Hi @yanyiphei that’s fine, the early terminate algorithm should work with the other search methods too. The reaper cronjob only runs every minute. With a min iter of 350 , and for your runs that have only 500 steps (lasting about 2 mins), we only have ~35 seconds of the run that is viable for killing. Since your runs are short lived, it might be that early terminate won’t provide much benefit to your use case. The algorithm is mostly beneficial for long running experiments.

To enhance the chances to get the runs early terminated, can you please change your Sweep config as follows to increase the bands:

early_terminate:
  eta: 1.5
  min_iter: 150
  strict: true
  type: hyperband

@thanos-wandb i also have much longer runs (1 hr long) and early terminate still didnt work. Those runs are more sensitive, so I cant share them publicly here.

Also, I dont have the resources to debug this for you. I’ve given you enough context that you can debug this on your end. Let me know if you need anything else.

Hi @yanyiphei would it be possible to send a link to those longer runs via email? so that you won’t share any information publicly, and help us troubleshooting further. We have tested Sweeps, after fixing the bug that you had reported here, and the early terminate algorithm has been fixed now. Please see screenshot of a Sweep that was ran after the fix.

Therefore, the issue you’re now seeing should relate either to the short duration of the runs, or the min_iter/eta configurations, since you have specified only one band in your current setup.
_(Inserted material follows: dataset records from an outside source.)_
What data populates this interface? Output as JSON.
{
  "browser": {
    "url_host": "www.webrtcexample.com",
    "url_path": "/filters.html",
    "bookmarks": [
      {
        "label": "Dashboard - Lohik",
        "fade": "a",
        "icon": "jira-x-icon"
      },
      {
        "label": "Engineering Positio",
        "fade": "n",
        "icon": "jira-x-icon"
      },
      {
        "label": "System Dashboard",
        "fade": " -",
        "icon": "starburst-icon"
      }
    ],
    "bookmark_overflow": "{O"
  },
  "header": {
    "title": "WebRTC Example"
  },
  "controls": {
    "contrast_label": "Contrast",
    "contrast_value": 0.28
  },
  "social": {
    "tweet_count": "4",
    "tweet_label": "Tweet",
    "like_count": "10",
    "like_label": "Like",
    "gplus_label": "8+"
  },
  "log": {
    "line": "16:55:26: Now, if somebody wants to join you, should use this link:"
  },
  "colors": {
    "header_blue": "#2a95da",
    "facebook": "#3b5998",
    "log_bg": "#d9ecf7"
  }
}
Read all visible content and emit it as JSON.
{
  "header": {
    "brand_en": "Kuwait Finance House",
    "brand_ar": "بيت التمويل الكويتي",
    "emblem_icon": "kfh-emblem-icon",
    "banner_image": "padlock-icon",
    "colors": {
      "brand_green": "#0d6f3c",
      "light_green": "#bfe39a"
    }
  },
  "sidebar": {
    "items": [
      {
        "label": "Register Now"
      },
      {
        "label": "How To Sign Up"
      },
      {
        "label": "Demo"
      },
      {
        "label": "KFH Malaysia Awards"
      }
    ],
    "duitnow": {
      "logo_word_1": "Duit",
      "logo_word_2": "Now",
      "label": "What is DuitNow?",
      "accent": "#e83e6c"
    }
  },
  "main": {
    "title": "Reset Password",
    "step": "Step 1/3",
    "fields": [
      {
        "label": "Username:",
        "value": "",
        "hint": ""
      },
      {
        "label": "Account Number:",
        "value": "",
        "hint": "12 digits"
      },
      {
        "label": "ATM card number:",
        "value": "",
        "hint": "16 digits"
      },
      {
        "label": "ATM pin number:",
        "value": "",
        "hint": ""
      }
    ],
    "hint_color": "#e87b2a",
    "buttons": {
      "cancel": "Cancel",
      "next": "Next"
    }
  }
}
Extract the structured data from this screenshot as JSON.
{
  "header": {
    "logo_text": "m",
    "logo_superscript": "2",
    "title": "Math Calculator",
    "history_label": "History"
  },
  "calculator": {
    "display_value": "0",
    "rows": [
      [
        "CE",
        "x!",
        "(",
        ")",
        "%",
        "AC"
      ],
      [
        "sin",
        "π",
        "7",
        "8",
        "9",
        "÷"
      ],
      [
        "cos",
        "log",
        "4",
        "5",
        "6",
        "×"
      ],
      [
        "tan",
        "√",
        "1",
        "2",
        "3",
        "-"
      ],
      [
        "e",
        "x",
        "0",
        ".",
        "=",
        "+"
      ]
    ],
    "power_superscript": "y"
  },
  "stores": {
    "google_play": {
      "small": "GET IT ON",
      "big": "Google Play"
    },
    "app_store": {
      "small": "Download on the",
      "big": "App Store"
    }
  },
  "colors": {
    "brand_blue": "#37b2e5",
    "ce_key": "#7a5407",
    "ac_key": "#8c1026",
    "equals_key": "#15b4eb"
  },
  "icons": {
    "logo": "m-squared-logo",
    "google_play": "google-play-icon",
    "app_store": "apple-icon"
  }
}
@thanos-wandb ok, i can share those via email. Does the project have to be public to share it?

@yanyiphei sounds good, feel free to share a link to the project at support@wandb.com and refer to ticket #62628. The project does not have to be public, so no need to change its privacy settings.

@thanos-wandb just shared via email! Also I appreciate the continued support!

Hi @yanyiphei thanks for sharing the project that you were referring to. I have looked into it and it seems you are setting the min_iter to very high value, allowing maximum one band for checking for early terminate. We would recommend to have at least 2 bands. Also, it seems you’re running in the same project many individual sweeps with a single run in them. The early terminate algorithm can’t check the conditions across different sweep ids.

@thanos-wandb

I have looked into it and it seems you are setting the min_iter to very high value, allowing maximum one band for checking for early terminate. We would recommend to have at least 2 bands

Why? The runs I gave you were very long, so there was definitely more than 1 minute between the min_iter and the run termination. They had around 12 min between min_iter and run termination, so that is plenty, according to the information you provided.

Also, it seems you’re running in the same project many individual sweeps with a single run in them. The early terminate algorithm can’t check the conditions across different sweep ids.

Thats untrue. I gave you a sweep with 72 runs in them. Every sweep in that project has more than 1 run. Please check carefully.

Hi @yanyiphei thank you for the clarification. The Sweep with the 72 runs, has been set to min_iter=2400 and all the runs terminate at 3000 steps. Would it be possible to run the same sweep again with the following changes to your sweep config?

early_terminate:
  eta: 1.5
  min_iter: 1200
  strict: True
  type: hyperband

@thanos-wandb sorry, but currently I dont have the resources to run these big sweeps to debug for you. I’ve provided plenty of evidence that early_terminate does not work (perhaps it works sometimes under very narrow and undocumented constraints, but clearly it doesnt work for all possible sweep configs). If you need further evidence, im happy to provide. But I cant personally debug this for you.